The older system of grading used only three different grades: well differentiated, moderately differentiated, and poorly differentiated. It is still used in general discussions about cancer. Well-differentiated meant the cancer had more resemblance to normal prostate tissue and therefore usually did not grow or spread quickly. Poorly differentiated tumors did not resemble normal prostate tissue and usually grew quickly and spread to other tissues earlier. Moderately differentiated were in the middle.
To compare systems we say that:
- Gleason 2, 3, and 4 are well differentiated
- Gleason 5, 6, and 7 are moderately differentiated
- Gleason 8, 9 and 10 are poorly differentiated.
Grade, while important, has less bearing on the treatment decisions than the stage.

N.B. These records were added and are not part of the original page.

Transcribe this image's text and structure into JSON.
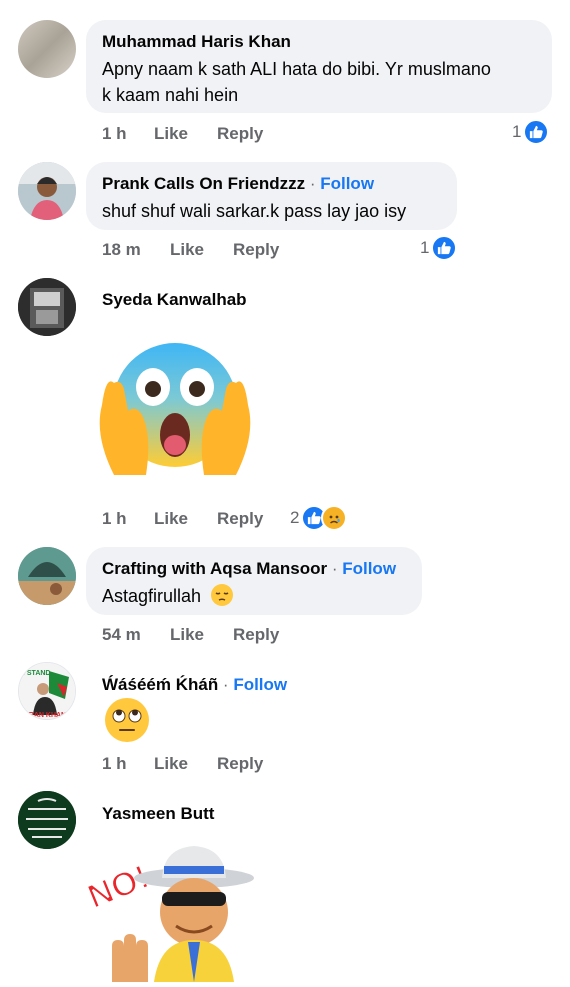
{
  "comments": [
    {
      "name": "Muhammad Haris Khan",
      "line1": "Apny naam k sath ALI hata do bibi. Yr muslmano",
      "line2": "k kaam nahi hein",
      "time": "1 h",
      "like": "Like",
      "reply": "Reply",
      "reactions": "1"
    },
    {
      "name": "Prank Calls On Friendzzz",
      "dot": " · ",
      "follow": "Follow",
      "line1": "shuf shuf wali sarkar.k pass lay jao isy",
      "time": "18 m",
      "like": "Like",
      "reply": "Reply",
      "reactions": "1"
    },
    {
      "name": "Syeda Kanwalhab",
      "time": "1 h",
      "like": "Like",
      "reply": "Reply",
      "reactions": "2",
      "sticker": "screaming-face-sticker"
    },
    {
      "name": "Crafting with Aqsa Mansoor",
      "dot": " · ",
      "follow": "Follow",
      "line1": "Astagfirullah",
      "time": "54 m",
      "like": "Like",
      "reply": "Reply"
    },
    {
      "name": "Ẃáśééḿ Ḱháñ",
      "dot": " · ",
      "follow": "Follow",
      "time": "1 h",
      "like": "Like",
      "reply": "Reply",
      "avatar_text1": "I STAND",
      "avatar_text2": "IMRAN KHAN"
    },
    {
      "name": "Yasmeen Butt",
      "sticker_text": "NO!"
    }
  ],
  "colors": {
    "accent": "#1877f2",
    "bubble": "#f0f2f5",
    "muted": "#65676b"
  }
}
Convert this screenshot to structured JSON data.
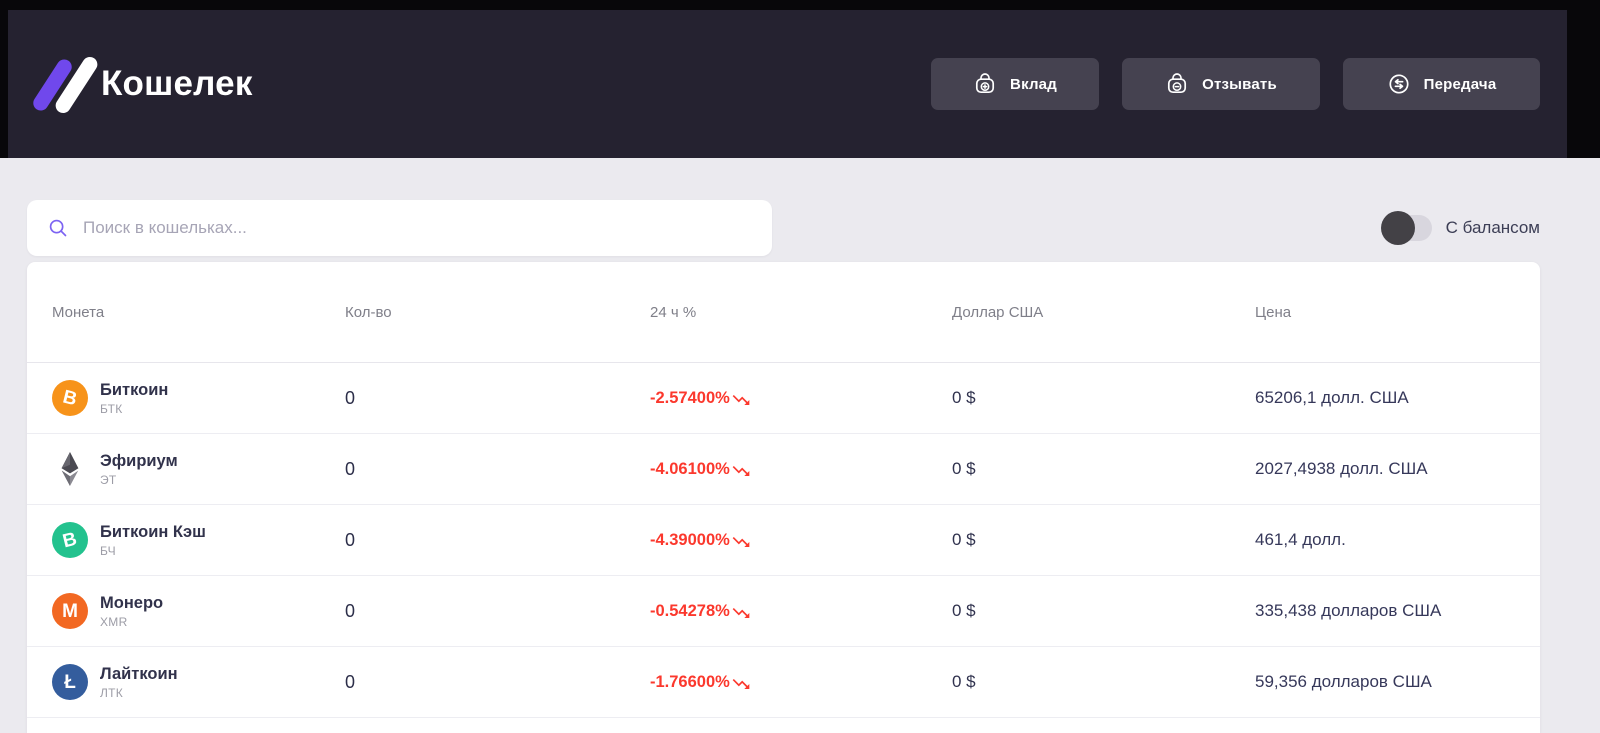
{
  "header": {
    "app_title": "Кошелек",
    "buttons": [
      {
        "label": "Вклад",
        "icon": "wallet-plus-icon"
      },
      {
        "label": "Отзывать",
        "icon": "wallet-minus-icon"
      },
      {
        "label": "Передача",
        "icon": "transfer-arrows-icon"
      }
    ]
  },
  "search": {
    "placeholder": "Поиск в кошельках...",
    "value": "",
    "icon": "search-icon"
  },
  "balance_toggle": {
    "label": "С балансом",
    "state": "off"
  },
  "table": {
    "columns": [
      "Монета",
      "Кол-во",
      "24 ч %",
      "Доллар США",
      "Цена"
    ],
    "rows": [
      {
        "name": "Биткоин",
        "symbol": "БТК",
        "qty": "0",
        "change": "-2.57400%",
        "trend": "down",
        "usd": "0 $",
        "price": "65206,1 долл. США",
        "icon": {
          "name": "bitcoin-icon",
          "kind": "glyph",
          "bg": "#f7931a",
          "glyph": "B",
          "tilt": "14deg"
        }
      },
      {
        "name": "Эфириум",
        "symbol": "ЭТ",
        "qty": "0",
        "change": "-4.06100%",
        "trend": "down",
        "usd": "0 $",
        "price": "2027,4938 долл. США",
        "icon": {
          "name": "ethereum-icon",
          "kind": "eth"
        }
      },
      {
        "name": "Биткоин Кэш",
        "symbol": "БЧ",
        "qty": "0",
        "change": "-4.39000%",
        "trend": "down",
        "usd": "0 $",
        "price": "461,4 долл.",
        "icon": {
          "name": "bitcoin-cash-icon",
          "kind": "glyph",
          "bg": "#23c28e",
          "glyph": "B",
          "tilt": "-14deg"
        }
      },
      {
        "name": "Монеро",
        "symbol": "XMR",
        "qty": "0",
        "change": "-0.54278%",
        "trend": "down",
        "usd": "0 $",
        "price": "335,438 долларов США",
        "icon": {
          "name": "monero-icon",
          "kind": "glyph",
          "bg": "#f26822",
          "glyph": "M",
          "tilt": "0deg"
        }
      },
      {
        "name": "Лайткоин",
        "symbol": "ЛТК",
        "qty": "0",
        "change": "-1.76600%",
        "trend": "down",
        "usd": "0 $",
        "price": "59,356 долларов США",
        "icon": {
          "name": "litecoin-icon",
          "kind": "glyph",
          "bg": "#345d9d",
          "glyph": "Ł",
          "tilt": "0deg"
        }
      }
    ]
  },
  "colors": {
    "accent": "#7048ec",
    "negative": "#fb382d",
    "header_bg": "#252230",
    "button_bg": "#454250"
  }
}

After the grade and stage are known, other factors also come into play before making any decision about future treatment.
Are there any other methods for determining "grade"?
Another less commonly used grading test looks at the number of chromosomes in the cancer cells or "ploidy" (ploy-dee). The test is called "flow cytometry." Normal human cells have 46 chromosomes. This is referred to as "diploid" (dip-ployed), meaning 23 pairs. When flow cytometry is used to count the chromosomes, we discover that some cancers have an extra chromosome and are called "aneuploid" (an-u-ployed). Anueploid cancers tend to spread more quickly and have a worse prognosis -- but not always. Other tests looking at chromosome abnormalities are being studied in research laboratories around the world.
While "ploidy" and other chromosome tests do give us some information, the stage of one's cancer is still more important in determining treatment options. Just as important, however, are each individual's health, life expectancy and current medical condition.